Юлиуш знал, главным образом, из рассказов мандатария, что окружные власти напали тогда на след мнимого сборщика пожертвований, но хоть и раскрыли опасный характер его деятельности, захватить его самого не смогли. С того времени, видимо, он и сбросил с себя монашеское платье, заменив его на испачканную смолой одежду дегтяря. Почему же теперь, когда ему снова грозила опасность разоблачения, он не изменил своей маскировки?
Или, пользуясь своими связями, он узнал, что благодаря вмешательству Юлиуша происшествие было искусно замято и кануло в Лету? В таком случае Юлиуш имел полное право на его благодарность, а тем более на доверие.
«Отчего он не хочет связаться со мною, не считает же он меня шпионом! - ломал себе голову неискушенный юноша.- Доверенное лицо тайного общества, пестун и проповедник великой идеи, такой человек должен сам быть заинтересован в том, чтобы число его приверженцев росло. Почему же он так старательно обходит Опарки?»
Одна только слабая догадка мелькала у него в ответ на все эти и подобные им вопросы. Должно быть, хитрый эмиссар остерегался вести агитацию поблизости, предпочитая действовать подальше от их околицы, чтобы надежнее сохранить свое таинственное укрытие и место встреч с союзниками.
После несчастливых попыток самого Миколая Жвирского, а затем неудавшейся реформаторской деятельности Юлиуша, небезопасно было поднимать голос в имении, состоявшем под надзором полиции, среди крестьян, разочарованных первыми опытами. Все хорошо помнили, какое суровое следствие было возбуждено после бегства молодого старосты и какая грозная туча нависла тогда над здешними деревнями.
В течение последних четырех месяцев Юлиуш тайком разузнавал о деятельности дегтяря и убедился, что он пользуется большим влиянием в деревнях, расположенных поодаль, и редко, лишь проездом, показывается близ Жвирова.
Как бы то ни было Юлиуш, не пускаясь в дальнейшие домыслы и соображения, решил сегодня же разгадать загадку до конца и не покидать безлюдной усадьбы, не поговорив откровенно и решительно с дегтярем.

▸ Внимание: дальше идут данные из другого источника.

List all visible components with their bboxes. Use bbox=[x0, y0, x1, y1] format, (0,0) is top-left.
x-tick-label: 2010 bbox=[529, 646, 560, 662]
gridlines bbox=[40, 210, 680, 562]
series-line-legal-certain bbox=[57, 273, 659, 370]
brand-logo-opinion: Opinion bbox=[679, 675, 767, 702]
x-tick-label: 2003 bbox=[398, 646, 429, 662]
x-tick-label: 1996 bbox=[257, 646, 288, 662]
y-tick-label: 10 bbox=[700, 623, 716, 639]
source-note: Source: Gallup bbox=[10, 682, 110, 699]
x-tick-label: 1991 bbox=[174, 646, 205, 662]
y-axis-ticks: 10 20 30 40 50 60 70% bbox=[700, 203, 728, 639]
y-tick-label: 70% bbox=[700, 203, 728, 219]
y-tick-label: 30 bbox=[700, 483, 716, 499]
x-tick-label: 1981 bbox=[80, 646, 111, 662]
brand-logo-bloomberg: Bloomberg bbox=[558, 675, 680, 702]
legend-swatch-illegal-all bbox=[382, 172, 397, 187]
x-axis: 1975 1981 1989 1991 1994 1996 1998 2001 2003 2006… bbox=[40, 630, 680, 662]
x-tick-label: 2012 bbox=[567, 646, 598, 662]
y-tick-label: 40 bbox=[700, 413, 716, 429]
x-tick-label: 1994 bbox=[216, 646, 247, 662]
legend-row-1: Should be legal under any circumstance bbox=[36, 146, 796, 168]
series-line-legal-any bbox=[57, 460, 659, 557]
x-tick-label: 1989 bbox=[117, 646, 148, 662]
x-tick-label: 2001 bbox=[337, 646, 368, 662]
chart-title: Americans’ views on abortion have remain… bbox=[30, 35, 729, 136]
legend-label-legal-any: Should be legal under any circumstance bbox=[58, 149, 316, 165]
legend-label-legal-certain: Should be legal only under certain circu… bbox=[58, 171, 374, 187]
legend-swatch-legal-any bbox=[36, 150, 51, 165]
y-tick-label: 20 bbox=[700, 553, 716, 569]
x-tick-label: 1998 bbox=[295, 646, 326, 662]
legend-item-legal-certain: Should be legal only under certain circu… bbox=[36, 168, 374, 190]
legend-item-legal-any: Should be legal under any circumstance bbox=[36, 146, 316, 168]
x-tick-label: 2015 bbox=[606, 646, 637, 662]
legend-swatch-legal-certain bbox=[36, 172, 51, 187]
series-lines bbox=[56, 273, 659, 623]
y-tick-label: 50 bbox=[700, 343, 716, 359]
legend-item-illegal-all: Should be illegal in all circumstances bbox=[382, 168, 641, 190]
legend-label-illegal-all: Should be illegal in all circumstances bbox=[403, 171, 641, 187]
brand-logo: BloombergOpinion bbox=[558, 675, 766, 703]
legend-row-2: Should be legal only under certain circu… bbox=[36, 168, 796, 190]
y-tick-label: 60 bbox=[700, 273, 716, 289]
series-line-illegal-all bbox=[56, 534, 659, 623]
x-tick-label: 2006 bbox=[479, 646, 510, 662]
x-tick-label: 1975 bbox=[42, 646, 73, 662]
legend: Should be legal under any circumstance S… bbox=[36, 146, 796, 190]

Убедившись, что в укрытом углу риги около лошади с повозкой его нет, Юлиуш хотел пройти в дом и остаться там до победного конца. Однако его удивило, что собаки, совсем было успокоившиеся, вдруг снова с удвоенной яростью залились лаем и стали рваться к дому.
Юлиуш подошел к двери, но тут он натолкнулся на неожиданное препятствие. Дверь, казалось, была не заперта, однако никаким способом невозможно было отворить ее, словно чье-то могучее плечо подпирало ее изнутри.
Напрасно помучившись некоторое время, юноша отказался от дальнейших попыток, решив спокойно подождать во дворе, пока не появится какая-нибудь живая душа.
Несколько минут он в молчании прохаживался взад-вперед по тесному дворику и вдруг заметил калитку, которая вела прямо в прилегающий парк и даже была приотворена.
В первом порыве Юлиуш устремился к калитке, но потом заколебался.
- Я нарушу последнюю волю покойного,- подумал он и невольно отступил.
Однако нет ничего легче, чем переубедить самого себя. Юлиуш задумался, а затем тряхнул головой, словно избавляясь от тяжкого бремени.
- В завещании говорится о самой усадьбе,- сказал он себе.- Я не должен переступать ее порога, но о саде там не упоминается. Да и к чему все это, когда тайна и так почти у меня в руках,- добавил он в свое оправдание и отбросив сомнения, вошел в сад.
Узкая тропинка среди кустов крыжовника и смородины вела от калитки к каштановой аллее, той самой, по которой Костя Булий бежал к Заколдованной усадьбе, когда, расставшись с дегтярем, неожиданно увидел свет в угловых окнах дома.
Внимательно приглядываясь ко всему вокруг, Юлиуш приметил, что этой протоптанной кем-то тропинкой редко, видимо, пользовались, о чем свидетельствовала буйная трава, в которой лишь там и тут виднелись пролысины, оставленные ногой человека. А в тенистой каштановой аллее даже и таких следов не было. Буйно разросшаяся трава зеленела повсюду.
Сад вообще выглядел очень заброшенным и опустелым. Прекрасные фруктовые деревья одичали и ощерились толстыми сучьями, экзотические кусты покорежились до неузнаваемости, а редчайшие цветы выродились, заглушенные сорной травой и чертополохом.